自転車というものに初めて乗ったのは、幼稚園の時だった。当時は子供用の自転車などはなかった。だから無謀にも大人用の自転車でチャレンジしていた。大人の自転車はがっしりしていて頑丈に作ってあった。というのも荷台に100kg以上の荷物を乗せる事も珍しくなかったからである。とにかく『ごつい』というイメージがあった。

 まだ小さいので、当然足が地面に着かない。そこで踏み台を作ってもらい、そこから乗る。その後大人に後ろから押してもらい、そこからスタートするのだ。Uターンして又その踏み台まで戻ってくれば良いのだが、そう思い通り訳には中々いかず、降りる時はそのまま地面に倒れ込む。お陰で生傷がたえなかった。小学校の上級生になると1人で乗れるようになり、行動範囲も広がっていった。

 友人と魚釣りに行ったり、川のボートに乗ったり、塾に行く時も当然使っていた。時には運動場で競争し、先生から怒られ立たされたりした事もあった。自転車はまさに必需品だった。

 40年前宮崎に帰って来た際、近くに自転車屋があり、そこで自転車を購入した。それは新車ではなく要らなくなった自転車の部品を寄せ集めていたので、格好は今一だったがよく走った。故障するとすぐに修理してくれた。だから当時街の自転車屋さんというのは至る所にあった。

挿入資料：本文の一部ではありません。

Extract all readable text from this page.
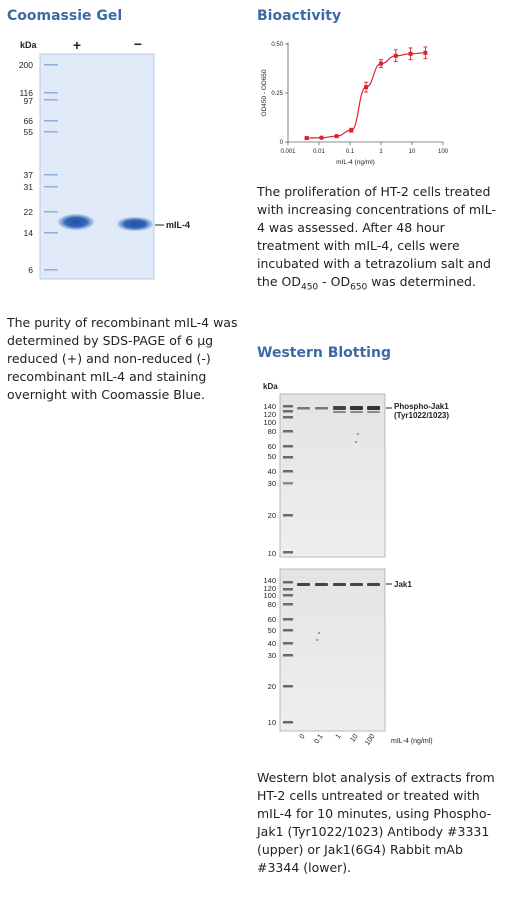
Coomassie Gel
kDa	+	−
200
116
97
66
55
37
31
22
14
6
mIL-4
The purity of recombinant mIL-4 was determined by SDS-PAGE of 6 µg reduced (+) and non-reduced (-) recombinant mIL-4 and staining overnight with Coomassie Blue.
Bioactivity
OD450 - OD650
0
0.25
0.50
0.001	0.01	0.1	1	10	100
mIL-4 (ng/ml)
The proliferation of HT-2 cells treated with increasing concentrations of mIL-4 was assessed. After 48 hour treatment with mIL-4, cells were incubated with a tetrazolium salt and the $OD_{450} - OD_{650}$ was determined.
Western Blotting
kDa
Phospho-Jak1
(Tyr1022/1023)
140
120
100
80
60
50
40
30
20
10
Jak1
140
120
100
80
60
50
40
30
20
10
0 0.1 1 10 100 mIL-4 (ng/ml)
Western blot analysis of extracts from HT-2 cells untreated or treated with mIL-4 for 10 minutes, using Phospho-Jak1 (Tyr1022/1023) Antibody #3331 (upper) or Jak1(6G4) Rabbit mAb #3344 (lower).
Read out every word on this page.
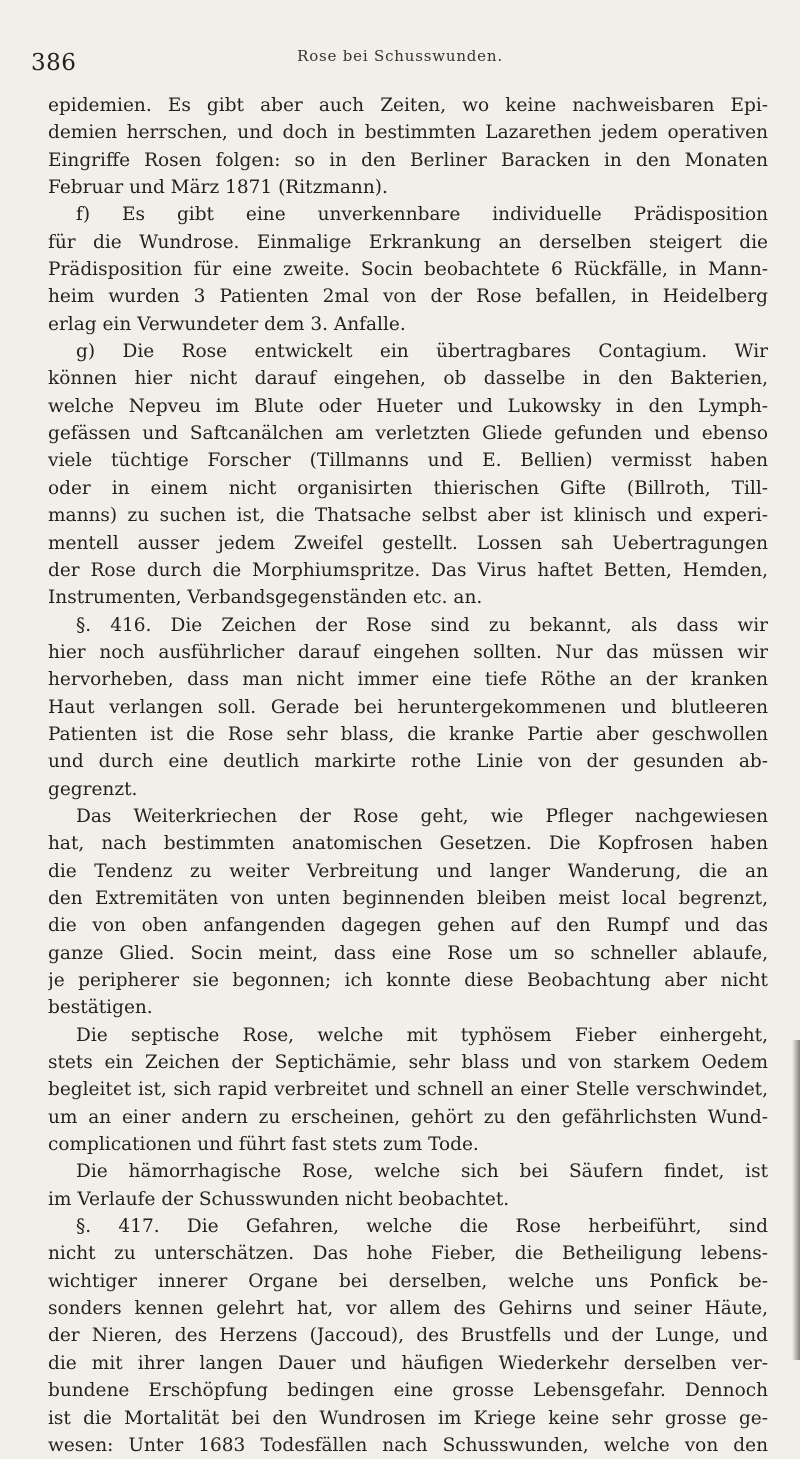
386	Rose bei Schusswunden.
epidemien. Es gibt aber auch Zeiten, wo keine nachweisbaren Epi-
demien herrschen, und doch in bestimmten Lazarethen jedem operativen
Eingriffe Rosen folgen: so in den Berliner Baracken in den Monaten
Februar und März 1871 (Ritzmann).
f) Es gibt eine unverkennbare individuelle Prädisposition
für die Wundrose. Einmalige Erkrankung an derselben steigert die
Prädisposition für eine zweite. Socin beobachtete 6 Rückfälle, in Mann-
heim wurden 3 Patienten 2mal von der Rose befallen, in Heidelberg
erlag ein Verwundeter dem 3. Anfalle.
g) Die Rose entwickelt ein übertragbares Contagium. Wir
können hier nicht darauf eingehen, ob dasselbe in den Bakterien,
welche Nepveu im Blute oder Hueter und Lukowsky in den Lymph-
gefässen und Saftcanälchen am verletzten Gliede gefunden und ebenso
viele tüchtige Forscher (Tillmanns und E. Bellien) vermisst haben
oder in einem nicht organisirten thierischen Gifte (Billroth, Till-
manns) zu suchen ist, die Thatsache selbst aber ist klinisch und experi-
mentell ausser jedem Zweifel gestellt. Lossen sah Uebertragungen
der Rose durch die Morphiumspritze. Das Virus haftet Betten, Hemden,
Instrumenten, Verbandsgegenständen etc. an.
§. 416. Die Zeichen der Rose sind zu bekannt, als dass wir
hier noch ausführlicher darauf eingehen sollten. Nur das müssen wir
hervorheben, dass man nicht immer eine tiefe Röthe an der kranken
Haut verlangen soll. Gerade bei heruntergekommenen und blutleeren
Patienten ist die Rose sehr blass, die kranke Partie aber geschwollen
und durch eine deutlich markirte rothe Linie von der gesunden ab-
gegrenzt.
Das Weiterkriechen der Rose geht, wie Pfleger nachgewiesen
hat, nach bestimmten anatomischen Gesetzen. Die Kopfrosen haben
die Tendenz zu weiter Verbreitung und langer Wanderung, die an
den Extremitäten von unten beginnenden bleiben meist local begrenzt,
die von oben anfangenden dagegen gehen auf den Rumpf und das
ganze Glied. Socin meint, dass eine Rose um so schneller ablaufe,
je peripherer sie begonnen; ich konnte diese Beobachtung aber nicht
bestätigen.
Die septische Rose, welche mit typhösem Fieber einhergeht,
stets ein Zeichen der Septichämie, sehr blass und von starkem Oedem
begleitet ist, sich rapid verbreitet und schnell an einer Stelle verschwindet,
um an einer andern zu erscheinen, gehört zu den gefährlichsten Wund-
complicationen und führt fast stets zum Tode.
Die hämorrhagische Rose, welche sich bei Säufern findet, ist
im Verlaufe der Schusswunden nicht beobachtet.
§. 417. Die Gefahren, welche die Rose herbeiführt, sind
nicht zu unterschätzen. Das hohe Fieber, die Betheiligung lebens-
wichtiger innerer Organe bei derselben, welche uns Ponfick be-
sonders kennen gelehrt hat, vor allem des Gehirns und seiner Häute,
der Nieren, des Herzens (Jaccoud), des Brustfells und der Lunge, und
die mit ihrer langen Dauer und häufigen Wiederkehr derselben ver-
bundene Erschöpfung bedingen eine grosse Lebensgefahr. Dennoch
ist die Mortalität bei den Wundrosen im Kriege keine sehr grosse ge-
wesen: Unter 1683 Todesfällen nach Schusswunden, welche von den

 開業して遠くへは行けないので自転車を買った。今度は新品である。1つはマウンテンバイク。タイヤの巾が1cm位あり、10段切り替えが付いている。もう1台はレーシング用自転車。これはタイヤの巾が3cm位しかなく、フラフラして危なかった。しかし仕事があまりにも忙しすぎて、2台ともあまり乗らずに廃車にした。

 最近では自転車ブームだそうだ。私の知っている人には何人ものマニアがいて、聞けば1台100万円ものもあるらしい。部品1つ交換するだけでも5万円単位かかるというから、経費もバカにならない。しかしそれ以上に自転車に乗るという楽しみがあると言う。そういう話を本当に嬉しそうに語るのをみると、やはりよほど自転車に乗るのが楽しいのだろう。

 話によると4~50kmもスピードが出るらしい。マンホール上などの金属の部分は滑り易く間違って転倒すると大怪我をしないとも限らないという。盗まれるかもしれないので自転車置き場ではなく、家の中にしまっておくと言うからまるで恋人並だ。いや、恋人以上かもしれない。1日100~200はザラに走るというから凄い。

 私も今の趣味に全部飽きたら、自転車にのめり込もうと思う。しかし今凝っている趣味があまりにも多すぎて、それはしばらく先の事になりそうだ。

 ちなみに今は電動自転車を買い求め、毎日1時間大淀川の堤防をゴミ拾いしながら楽しんでいる。電動自転車というのは自転車の仲間には入らないという人もいる。電気アシストがあるから楽だ。一度これに乗ってしまうと普通の自転車には戻れない。いずれにせよ風を切りながらペダルを漕ぐというのは気持ち良い。